The opening scene of The Island was a test of endurance, which proved too much for two audience members. The prolonged sequence immersed the audience in the anguish of the task being performed by the two characters on stage. Sweat, heat, tears, exhaustion were experienced by all watching, as the audience was transported to the beach of an island.
Set in the 1970s the play is a prison set drama that has similarities to Robben Island, where Nelson Mandela was held. It comments on apartheid and the treatment of black political prisoners.
The monotonous task dreamt up by the prisoners’ captor and the subsequent punishment of the prisoners is our introduction to characters John (Mark Springer) and Winston (Edward Dede). The intimacy of the pair is demonstrated as they treat each other’s wounds and we get an insight into their relationship as cell mates.
The majority of the play is set in their cell and we are provided with ring side seats to experience how they distract and entertain themselves whilst away from the physical labour.
The pair joke they were ‘married’ on the day they first met, having been shackled together for the last three years. We observe the ‘couple’ laughing, protecting and resenting each other, bickering and arguing over the simplest of domestic duties. Despite these quarrels we witness their intense relationship which is tested once John receives notice that his sentence has been reduced. We then experience Winston’s turmoil and anguish as he worries about what will happen to him but at the same time wanting to be happy for his friend’s early release.

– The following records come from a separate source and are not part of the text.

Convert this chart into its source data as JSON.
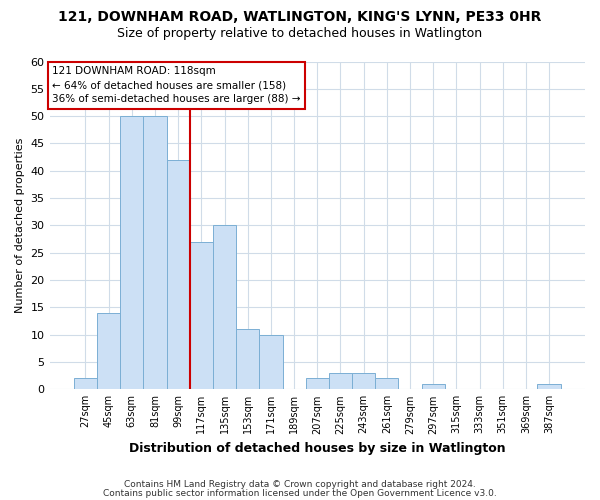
{
  "title1": "121, DOWNHAM ROAD, WATLINGTON, KING'S LYNN, PE33 0HR",
  "title2": "Size of property relative to detached houses in Watlington",
  "xlabel": "Distribution of detached houses by size in Watlington",
  "ylabel": "Number of detached properties",
  "bar_labels": [
    "27sqm",
    "45sqm",
    "63sqm",
    "81sqm",
    "99sqm",
    "117sqm",
    "135sqm",
    "153sqm",
    "171sqm",
    "189sqm",
    "207sqm",
    "225sqm",
    "243sqm",
    "261sqm",
    "279sqm",
    "297sqm",
    "315sqm",
    "333sqm",
    "351sqm",
    "369sqm",
    "387sqm"
  ],
  "bar_values": [
    2,
    14,
    50,
    50,
    42,
    27,
    30,
    11,
    10,
    0,
    2,
    3,
    3,
    2,
    0,
    1,
    0,
    0,
    0,
    0,
    1
  ],
  "bar_color": "#cce0f5",
  "bar_edge_color": "#7bafd4",
  "annotation_title": "121 DOWNHAM ROAD: 118sqm",
  "annotation_line1": "← 64% of detached houses are smaller (158)",
  "annotation_line2": "36% of semi-detached houses are larger (88) →",
  "annotation_box_facecolor": "#ffffff",
  "annotation_box_edgecolor": "#cc0000",
  "vertical_line_color": "#cc0000",
  "ylim": [
    0,
    60
  ],
  "yticks": [
    0,
    5,
    10,
    15,
    20,
    25,
    30,
    35,
    40,
    45,
    50,
    55,
    60
  ],
  "footnote1": "Contains HM Land Registry data © Crown copyright and database right 2024.",
  "footnote2": "Contains public sector information licensed under the Open Government Licence v3.0.",
  "bg_color": "#ffffff",
  "plot_bg_color": "#ffffff",
  "grid_color": "#d0dce8"
}
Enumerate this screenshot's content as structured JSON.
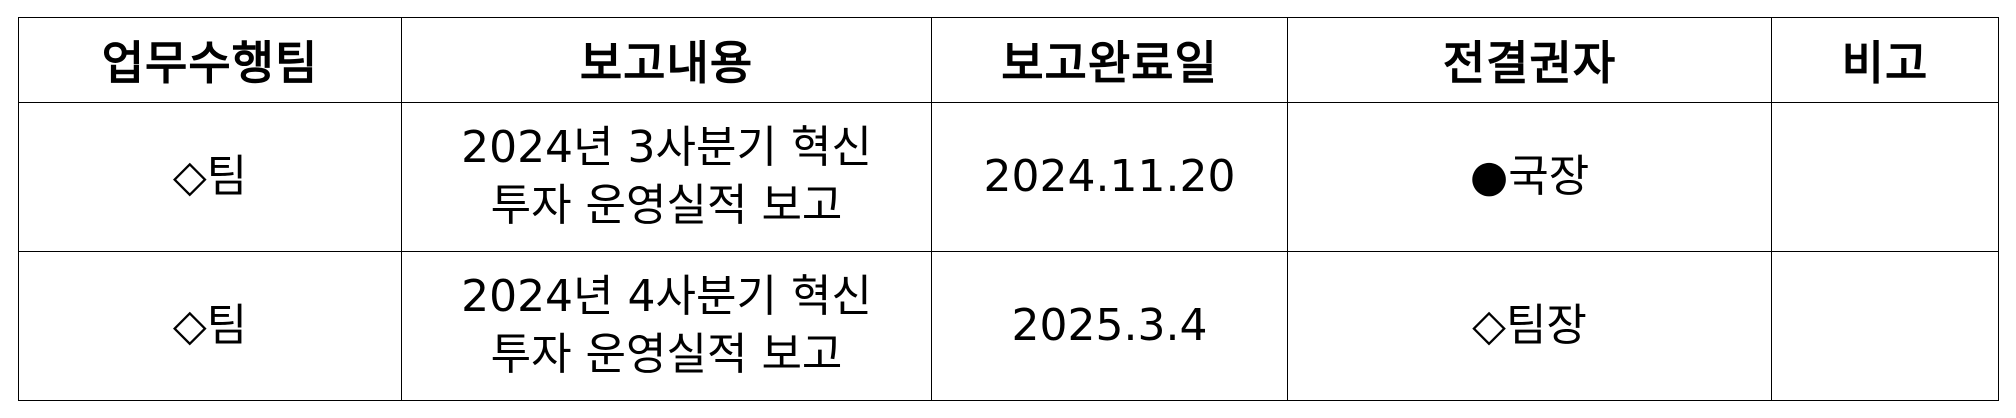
{
  "table": {
    "headers": [
      "업무수행팀",
      "보고내용",
      "보고완료일",
      "전결권자",
      "비고"
    ],
    "rows": [
      {
        "team": "◇팀",
        "content_lines": [
          "2024년 3사분기 혁신",
          "투자 운영실적 보고"
        ],
        "completion_date": "2024.11.20",
        "approver_mark": "●",
        "approver": "국장",
        "remarks": ""
      },
      {
        "team": "◇팀",
        "content_lines": [
          "2024년 4사분기 혁신",
          "투자 운영실적 보고"
        ],
        "completion_date": "2025.3.4",
        "approver_mark": "◇",
        "approver": "팀장",
        "remarks": ""
      }
    ]
  }
}
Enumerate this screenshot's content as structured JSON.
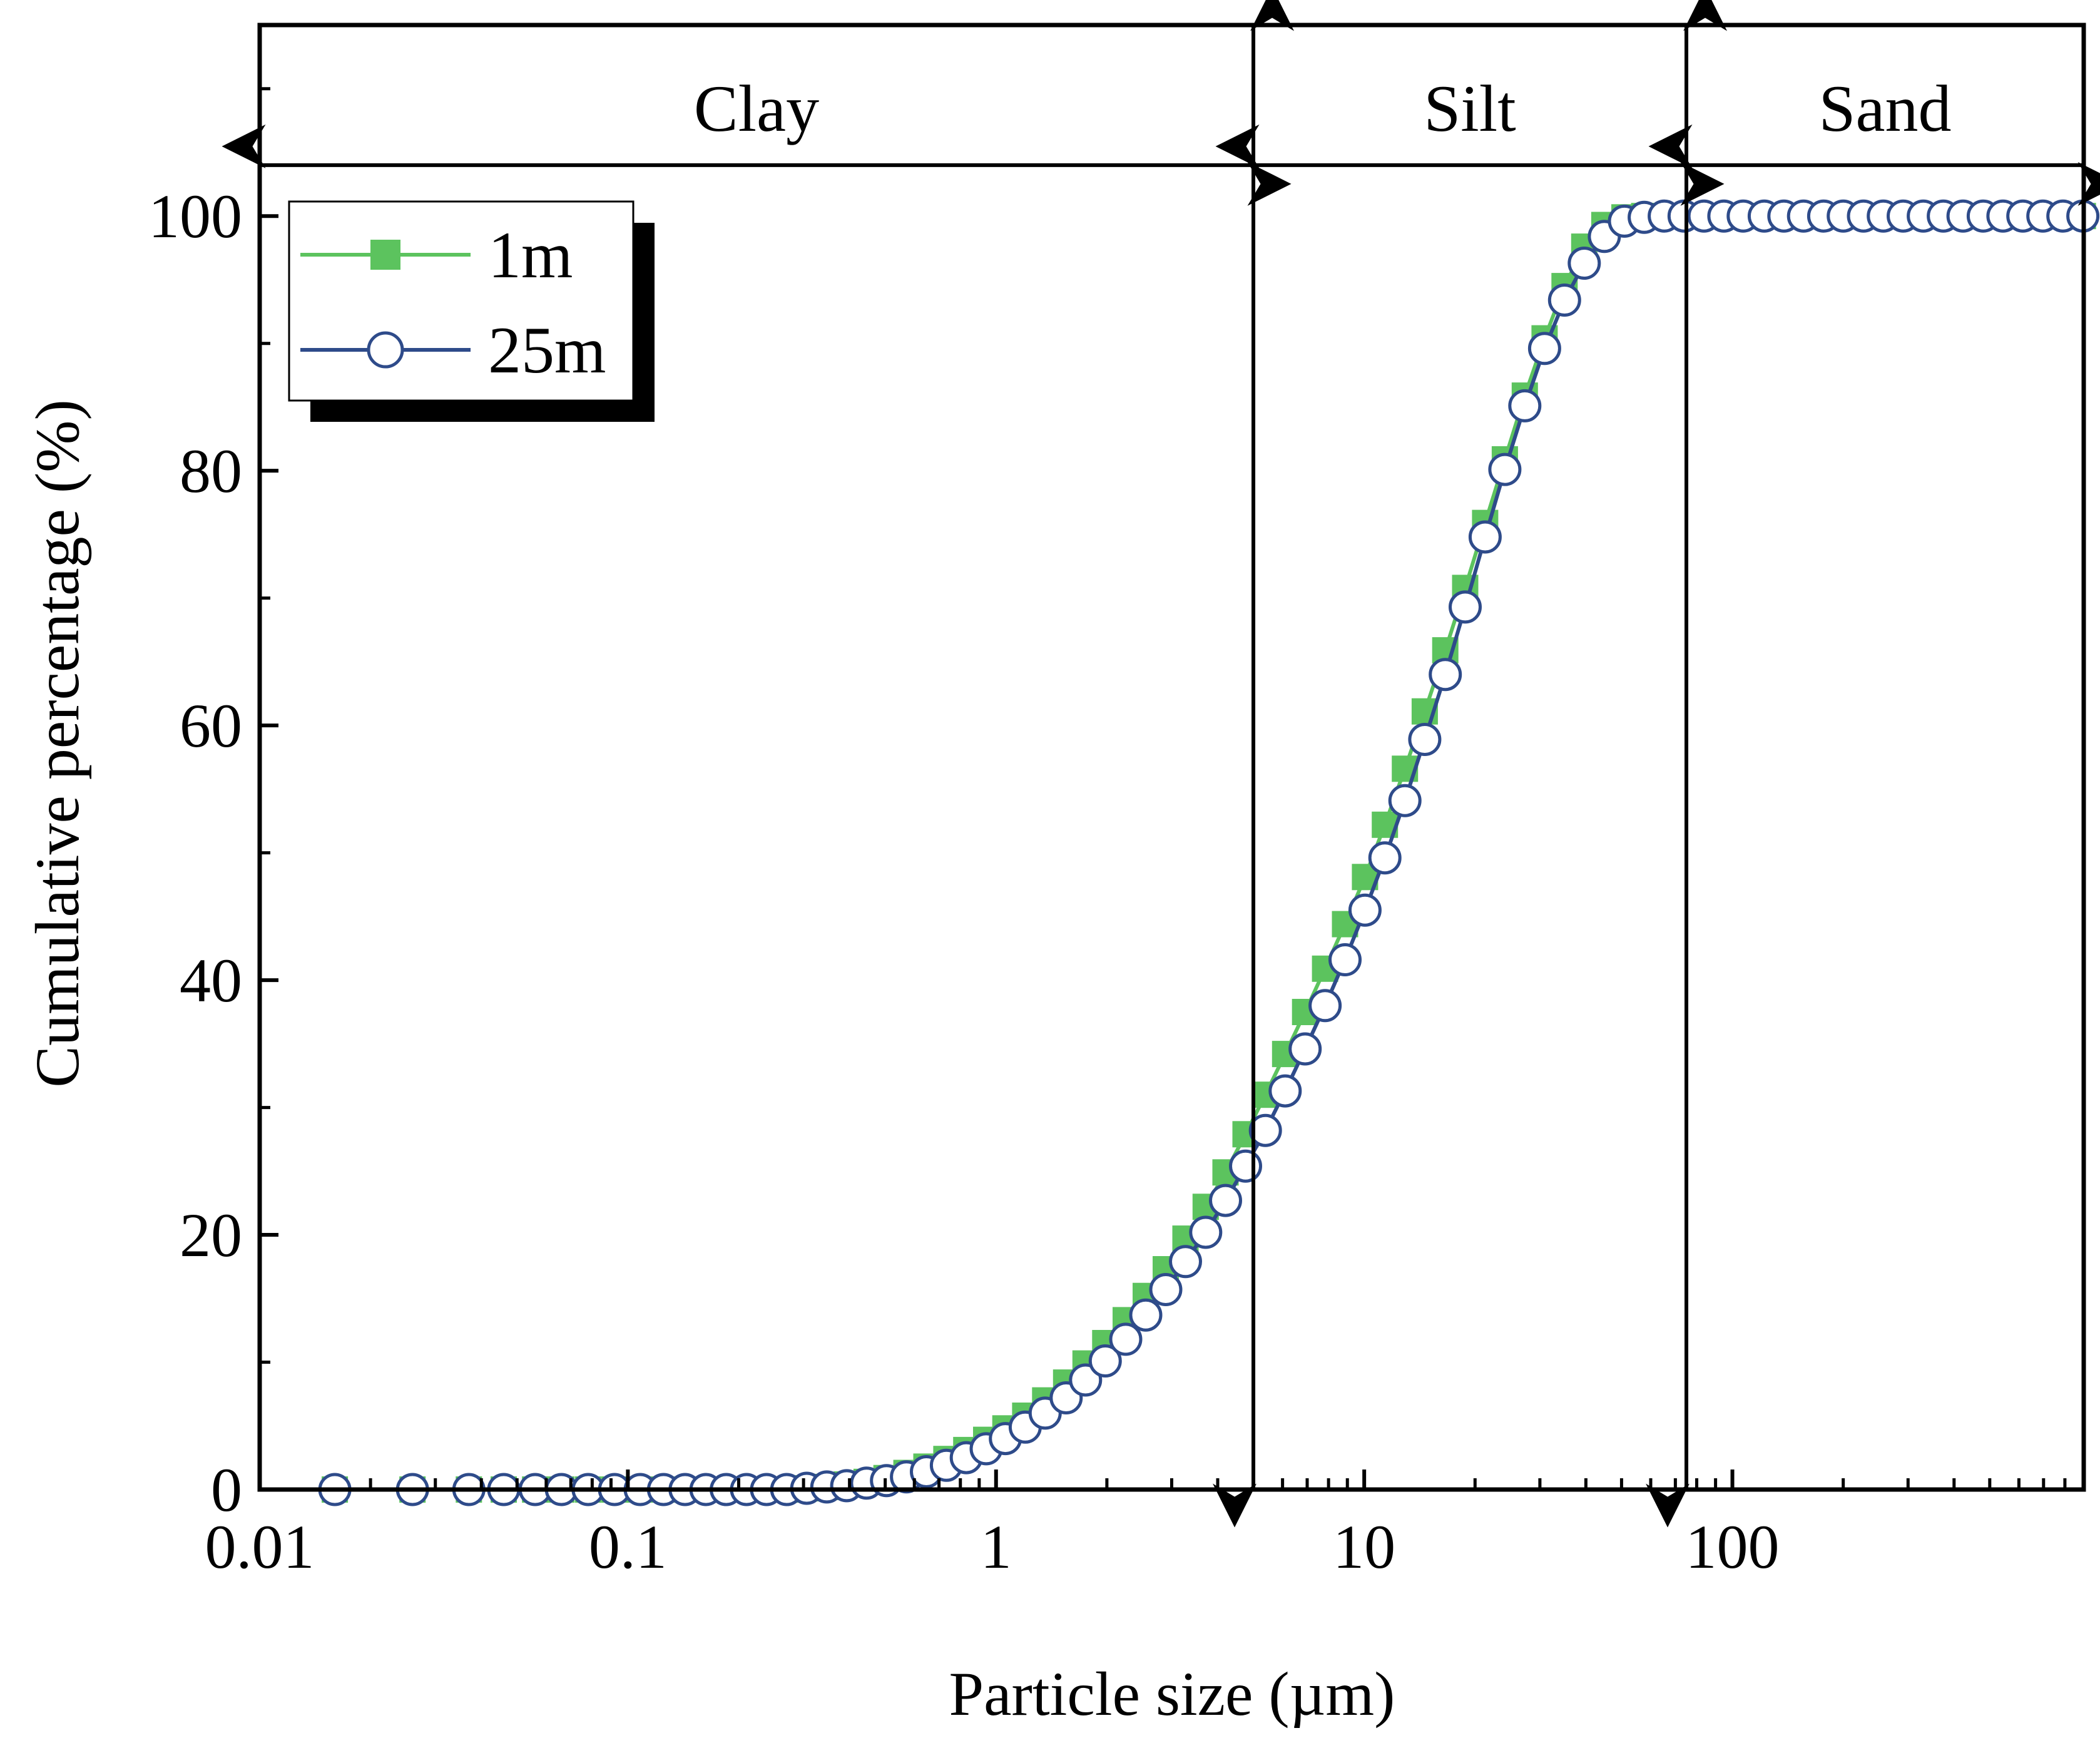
{
  "chart_data": {
    "type": "line",
    "xlabel": "Particle size (µm)",
    "ylabel": "Cumulative percentage (%)",
    "xscale": "log",
    "xlim": [
      0.01,
      900
    ],
    "ylim": [
      0,
      115
    ],
    "x_ticks": [
      {
        "value": 0.01,
        "label": "0.01"
      },
      {
        "value": 0.1,
        "label": "0.1"
      },
      {
        "value": 1,
        "label": "1"
      },
      {
        "value": 10,
        "label": "10"
      },
      {
        "value": 100,
        "label": "100"
      }
    ],
    "y_ticks": [
      {
        "value": 0,
        "label": "0"
      },
      {
        "value": 20,
        "label": "20"
      },
      {
        "value": 40,
        "label": "40"
      },
      {
        "value": 60,
        "label": "60"
      },
      {
        "value": 80,
        "label": "80"
      },
      {
        "value": 100,
        "label": "100"
      }
    ],
    "y_minor_ticks": [
      10,
      30,
      50,
      70,
      90,
      110
    ],
    "boundaries": [
      5,
      75
    ],
    "regions": [
      {
        "label": "Clay",
        "from": 0.01,
        "to": 5
      },
      {
        "label": "Silt",
        "from": 5,
        "to": 75
      },
      {
        "label": "Sand",
        "from": 75,
        "to": 900
      }
    ],
    "region_arrow_y": 104,
    "legend_position": "top-left",
    "x": [
      0.016,
      0.026,
      0.037,
      0.046,
      0.056,
      0.066,
      0.078,
      0.092,
      0.108,
      0.125,
      0.143,
      0.163,
      0.185,
      0.21,
      0.238,
      0.27,
      0.306,
      0.347,
      0.393,
      0.445,
      0.504,
      0.571,
      0.647,
      0.733,
      0.83,
      0.94,
      1.06,
      1.2,
      1.36,
      1.55,
      1.75,
      1.98,
      2.25,
      2.55,
      2.89,
      3.27,
      3.71,
      4.2,
      4.76,
      5.39,
      6.1,
      6.91,
      7.83,
      8.87,
      10.05,
      11.38,
      12.9,
      14.6,
      16.6,
      18.8,
      21.3,
      24.1,
      27.3,
      30.9,
      35.0,
      39.6,
      44.9,
      50.9,
      57.6,
      65.3,
      73.9,
      83.7,
      94.8,
      107,
      122,
      138,
      156,
      177,
      200,
      227,
      257,
      291,
      330,
      374,
      423,
      480,
      543,
      615,
      697,
      790,
      895
    ],
    "series": [
      {
        "name": "1m",
        "color": "#5cc35e",
        "marker": "square",
        "values": [
          0,
          0,
          0,
          0,
          0,
          0,
          0,
          0,
          0,
          0,
          0,
          0,
          0,
          0,
          0,
          0,
          0.1,
          0.2,
          0.4,
          0.6,
          0.9,
          1.3,
          1.8,
          2.4,
          3.1,
          3.9,
          4.8,
          5.8,
          7.0,
          8.4,
          9.9,
          11.5,
          13.3,
          15.2,
          17.3,
          19.7,
          22.2,
          24.9,
          27.9,
          31.0,
          34.2,
          37.5,
          40.9,
          44.4,
          48.1,
          52.2,
          56.6,
          61.1,
          65.9,
          70.8,
          75.9,
          80.9,
          85.9,
          90.4,
          94.5,
          97.6,
          99.3,
          99.9,
          100,
          100,
          100,
          100,
          100,
          100,
          100,
          100,
          100,
          100,
          100,
          100,
          100,
          100,
          100,
          100,
          100,
          100,
          100,
          100,
          100,
          100,
          100
        ]
      },
      {
        "name": "25m",
        "color": "#2e4b8a",
        "marker": "circle",
        "values": [
          0,
          0,
          0,
          0,
          0,
          0,
          0,
          0,
          0,
          0,
          0,
          0,
          0,
          0,
          0,
          0,
          0.1,
          0.2,
          0.3,
          0.5,
          0.7,
          1.0,
          1.4,
          1.9,
          2.5,
          3.2,
          4.0,
          4.9,
          6.0,
          7.2,
          8.6,
          10.1,
          11.8,
          13.7,
          15.7,
          17.9,
          20.2,
          22.7,
          25.4,
          28.2,
          31.3,
          34.6,
          38.0,
          41.6,
          45.5,
          49.6,
          54.1,
          58.9,
          64.0,
          69.3,
          74.8,
          80.1,
          85.1,
          89.6,
          93.4,
          96.3,
          98.4,
          99.6,
          99.9,
          100,
          100,
          100,
          100,
          100,
          100,
          100,
          100,
          100,
          100,
          100,
          100,
          100,
          100,
          100,
          100,
          100,
          100,
          100,
          100,
          100,
          100
        ]
      }
    ]
  }
}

The prison mates are preparing to perform ‘The Trail of Antigone’ for a prison performance. The education of Winston by John in preparation for the role of Antigone provides some much needed light relief and humour. However as the play within a play is performed for the prison staff and inmates the messages of injustice and honour become apparent. As Antigone (played by Winston) makes her final speech, the parallel between the Greek tragedy and the black political prisoners situation is apparent for all to see; ‘ I go now to my living death, because I honour those things to which honour belongs’.
The Tobacco Factory affords an intimate arena to truly immerse the audience into the prison cell and to share and experience first hand the characters’ anguish and suffering, both physically and mentally.